Sedangkan, Jepang mempopulerkan istilah Indo-Pasifik melalui konsep Confluence of the
Two Seas yang ditawarkan ke India sekaligus memiliki makna atas keterbukaan jalur transportasi bagi
orang-orang, barang, modal dan pengetahuan dari Jepang ke India dan sebaliknya, serta meningkatkan
hubungan dagang. Kemudian, AS dalam Rebalancing atau Pivot to Asia Pacific dianggap sebagai
bentuk strategi terhadap Tiongkok yang kekuatannya semakin besar untuk dapat meningkatkan
pengaruhnya di kawasan Indo-Pasifik.

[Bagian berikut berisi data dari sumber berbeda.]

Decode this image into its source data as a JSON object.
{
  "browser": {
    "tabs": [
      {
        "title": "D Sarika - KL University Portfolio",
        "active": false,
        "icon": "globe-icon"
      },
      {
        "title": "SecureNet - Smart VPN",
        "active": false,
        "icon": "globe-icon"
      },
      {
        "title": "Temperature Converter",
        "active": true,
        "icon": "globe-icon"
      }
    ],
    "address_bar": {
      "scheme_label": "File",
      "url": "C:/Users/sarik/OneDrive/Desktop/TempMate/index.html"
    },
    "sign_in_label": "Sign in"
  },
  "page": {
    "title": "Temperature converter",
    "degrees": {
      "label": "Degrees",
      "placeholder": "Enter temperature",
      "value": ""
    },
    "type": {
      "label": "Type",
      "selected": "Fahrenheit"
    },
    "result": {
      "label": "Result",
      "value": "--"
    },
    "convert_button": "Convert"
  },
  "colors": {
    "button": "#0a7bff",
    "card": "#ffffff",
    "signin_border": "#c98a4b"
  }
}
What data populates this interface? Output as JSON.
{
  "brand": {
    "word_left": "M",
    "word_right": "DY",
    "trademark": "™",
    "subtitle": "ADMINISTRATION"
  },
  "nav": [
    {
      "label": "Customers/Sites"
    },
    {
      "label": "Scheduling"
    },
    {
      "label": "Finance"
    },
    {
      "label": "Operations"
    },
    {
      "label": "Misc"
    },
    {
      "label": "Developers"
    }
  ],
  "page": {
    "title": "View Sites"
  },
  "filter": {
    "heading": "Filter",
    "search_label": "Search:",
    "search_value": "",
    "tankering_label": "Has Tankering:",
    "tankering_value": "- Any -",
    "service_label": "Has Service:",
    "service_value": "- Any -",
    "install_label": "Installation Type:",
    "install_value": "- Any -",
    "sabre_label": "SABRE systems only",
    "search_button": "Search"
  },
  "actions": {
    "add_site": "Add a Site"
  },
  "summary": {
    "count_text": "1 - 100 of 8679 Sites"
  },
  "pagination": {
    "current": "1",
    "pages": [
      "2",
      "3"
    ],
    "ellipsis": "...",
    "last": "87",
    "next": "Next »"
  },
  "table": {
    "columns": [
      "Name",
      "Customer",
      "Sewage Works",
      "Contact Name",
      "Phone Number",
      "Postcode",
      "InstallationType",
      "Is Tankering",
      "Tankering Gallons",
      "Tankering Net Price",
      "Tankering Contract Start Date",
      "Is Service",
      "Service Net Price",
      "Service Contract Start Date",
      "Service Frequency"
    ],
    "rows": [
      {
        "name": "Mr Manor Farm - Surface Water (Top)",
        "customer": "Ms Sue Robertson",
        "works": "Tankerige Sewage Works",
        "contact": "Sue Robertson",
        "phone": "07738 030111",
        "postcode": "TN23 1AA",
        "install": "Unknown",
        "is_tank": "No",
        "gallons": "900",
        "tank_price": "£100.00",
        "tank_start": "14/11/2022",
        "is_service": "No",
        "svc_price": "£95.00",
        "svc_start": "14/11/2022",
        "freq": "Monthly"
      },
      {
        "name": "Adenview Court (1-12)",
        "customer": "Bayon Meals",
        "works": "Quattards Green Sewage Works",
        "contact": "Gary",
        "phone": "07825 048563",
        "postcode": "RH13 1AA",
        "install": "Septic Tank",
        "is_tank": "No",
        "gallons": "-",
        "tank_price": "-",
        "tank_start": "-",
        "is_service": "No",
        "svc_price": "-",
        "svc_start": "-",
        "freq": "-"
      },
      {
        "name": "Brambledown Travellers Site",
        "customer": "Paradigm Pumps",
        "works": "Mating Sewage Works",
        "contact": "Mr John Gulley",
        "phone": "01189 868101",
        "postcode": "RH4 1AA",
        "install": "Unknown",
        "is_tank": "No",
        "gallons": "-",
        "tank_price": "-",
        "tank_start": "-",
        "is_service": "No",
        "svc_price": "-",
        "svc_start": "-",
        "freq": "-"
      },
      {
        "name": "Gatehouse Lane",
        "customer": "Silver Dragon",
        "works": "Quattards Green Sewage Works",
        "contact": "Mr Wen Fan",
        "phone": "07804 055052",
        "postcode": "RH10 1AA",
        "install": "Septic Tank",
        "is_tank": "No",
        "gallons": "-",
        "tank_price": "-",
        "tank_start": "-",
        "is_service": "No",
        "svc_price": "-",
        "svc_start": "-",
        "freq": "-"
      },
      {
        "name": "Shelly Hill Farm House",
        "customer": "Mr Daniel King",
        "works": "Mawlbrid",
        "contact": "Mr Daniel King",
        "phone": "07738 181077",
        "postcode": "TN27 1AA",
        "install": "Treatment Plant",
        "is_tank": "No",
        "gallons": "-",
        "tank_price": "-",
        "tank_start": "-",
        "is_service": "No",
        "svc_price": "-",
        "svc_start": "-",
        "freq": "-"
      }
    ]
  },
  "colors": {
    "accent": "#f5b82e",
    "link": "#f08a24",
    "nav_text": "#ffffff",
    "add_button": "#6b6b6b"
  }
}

Australia, India, dan Jepang merupakan tiga negara yang
berkepentingan di kawasan Asia Tenggara yang sering melibatkan diri di perpolitikan Asia Tenggara
meskipun kekuatan mereka tidak sebesar Amerika Serikat atau Tiongkok. Asia Tenggara dalam sudut
pandang Australia merupakan ‘gerbang awal’ yang mana untuk dapat menyerang Australia, mereka
harus menguasai Asia Tenggara terlebih dahulu.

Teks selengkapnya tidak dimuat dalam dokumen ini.